Health issues and the impact of gold-mining were debated. Many Yanomami in both countries continue to suffer hugely from the impacts of illegal gold-miners on their land.
In an open letter the Yanomami state that, “The situation on the frontier of Brazil and Venezuela is very serious; many illegal mining camps are established here which produce violence, epidemics, the destruction of our lands and contamination of the rivers… It is not possible to enjoy good health if our land is not protected.”
“It is also important to understand that for good health and the protection of our lands we need joint actions by both governments which include indigenous participation.”
They call for the Yanomami territory in Venezuela to be mapped out and fully recognized in Venezuela in accordance with the constitution, which guarantees indigenous peoples’ collective land rights.
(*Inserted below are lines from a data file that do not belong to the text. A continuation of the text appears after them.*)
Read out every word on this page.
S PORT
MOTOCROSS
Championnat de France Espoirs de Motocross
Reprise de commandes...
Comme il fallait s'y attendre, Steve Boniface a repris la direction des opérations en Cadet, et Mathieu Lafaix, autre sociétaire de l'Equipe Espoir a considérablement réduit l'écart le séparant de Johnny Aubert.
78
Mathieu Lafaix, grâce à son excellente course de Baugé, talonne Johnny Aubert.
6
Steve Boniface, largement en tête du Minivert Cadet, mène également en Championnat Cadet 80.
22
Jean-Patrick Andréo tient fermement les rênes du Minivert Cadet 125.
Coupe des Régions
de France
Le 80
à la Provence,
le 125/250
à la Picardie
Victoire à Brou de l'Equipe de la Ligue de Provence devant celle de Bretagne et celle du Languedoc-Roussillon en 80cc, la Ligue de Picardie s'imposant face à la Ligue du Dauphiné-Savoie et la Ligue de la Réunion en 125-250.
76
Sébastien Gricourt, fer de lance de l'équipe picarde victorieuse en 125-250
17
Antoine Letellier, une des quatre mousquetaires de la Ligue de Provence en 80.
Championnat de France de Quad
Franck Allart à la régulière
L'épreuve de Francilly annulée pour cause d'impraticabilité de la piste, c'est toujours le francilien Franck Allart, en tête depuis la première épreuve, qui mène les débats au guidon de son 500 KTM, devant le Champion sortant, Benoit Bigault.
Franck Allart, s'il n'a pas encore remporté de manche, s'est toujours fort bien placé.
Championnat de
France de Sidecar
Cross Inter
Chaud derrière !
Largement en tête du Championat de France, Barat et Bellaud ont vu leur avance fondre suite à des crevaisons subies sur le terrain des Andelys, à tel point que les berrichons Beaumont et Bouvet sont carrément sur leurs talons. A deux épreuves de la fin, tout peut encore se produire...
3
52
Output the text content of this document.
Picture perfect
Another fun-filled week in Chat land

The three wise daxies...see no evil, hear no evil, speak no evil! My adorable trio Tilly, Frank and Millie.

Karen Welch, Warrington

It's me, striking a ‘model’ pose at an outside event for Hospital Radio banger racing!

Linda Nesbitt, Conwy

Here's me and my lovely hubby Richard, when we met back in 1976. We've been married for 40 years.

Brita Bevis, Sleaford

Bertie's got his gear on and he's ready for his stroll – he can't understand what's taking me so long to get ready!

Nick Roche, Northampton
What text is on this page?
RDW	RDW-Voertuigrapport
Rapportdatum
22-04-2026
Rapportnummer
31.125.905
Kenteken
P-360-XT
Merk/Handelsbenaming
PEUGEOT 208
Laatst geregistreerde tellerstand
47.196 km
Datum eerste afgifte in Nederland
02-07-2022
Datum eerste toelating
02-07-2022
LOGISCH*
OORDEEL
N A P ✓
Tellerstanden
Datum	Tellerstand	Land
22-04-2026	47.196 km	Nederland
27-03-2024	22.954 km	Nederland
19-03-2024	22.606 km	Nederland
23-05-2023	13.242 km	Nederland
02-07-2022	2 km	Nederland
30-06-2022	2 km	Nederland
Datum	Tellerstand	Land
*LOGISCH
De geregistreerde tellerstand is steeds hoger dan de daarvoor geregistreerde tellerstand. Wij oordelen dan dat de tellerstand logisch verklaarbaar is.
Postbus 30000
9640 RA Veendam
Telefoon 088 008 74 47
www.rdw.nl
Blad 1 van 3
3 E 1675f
The letter expresses their huge concerns about both governments’ intention to open up Yanomami and other tribes’ land for large scale mining: “We want to be consulted about these projects, which we oppose because they threaten our lives.”
Those at the meeting recalled the massacre of 16 Yanomami by a group of gold-miners at Haximu twenty years ago. Representatives from the Yanomami organisations Horonami and Hutukara warned this could happen again if both governments do not put in place proper measures to stop the invasion of gold-miners.
In August the UN expressed its grave concern at the impunity for illegal miners who commit acts of aggression and violence against the Yanomami.
It called on Venezuela to carry out an “exhaustive” investigation into those responsible for violent crimes against the Yanomami, and the Yukpa tribe of western Venezuela, and punish them accordingly.
The UN report states that the violence against the Yukpa at the hands of landowners is a consequence of the government’s failure to demarcate the tribe’s land and urges it to accelerate the demarcation of their territories.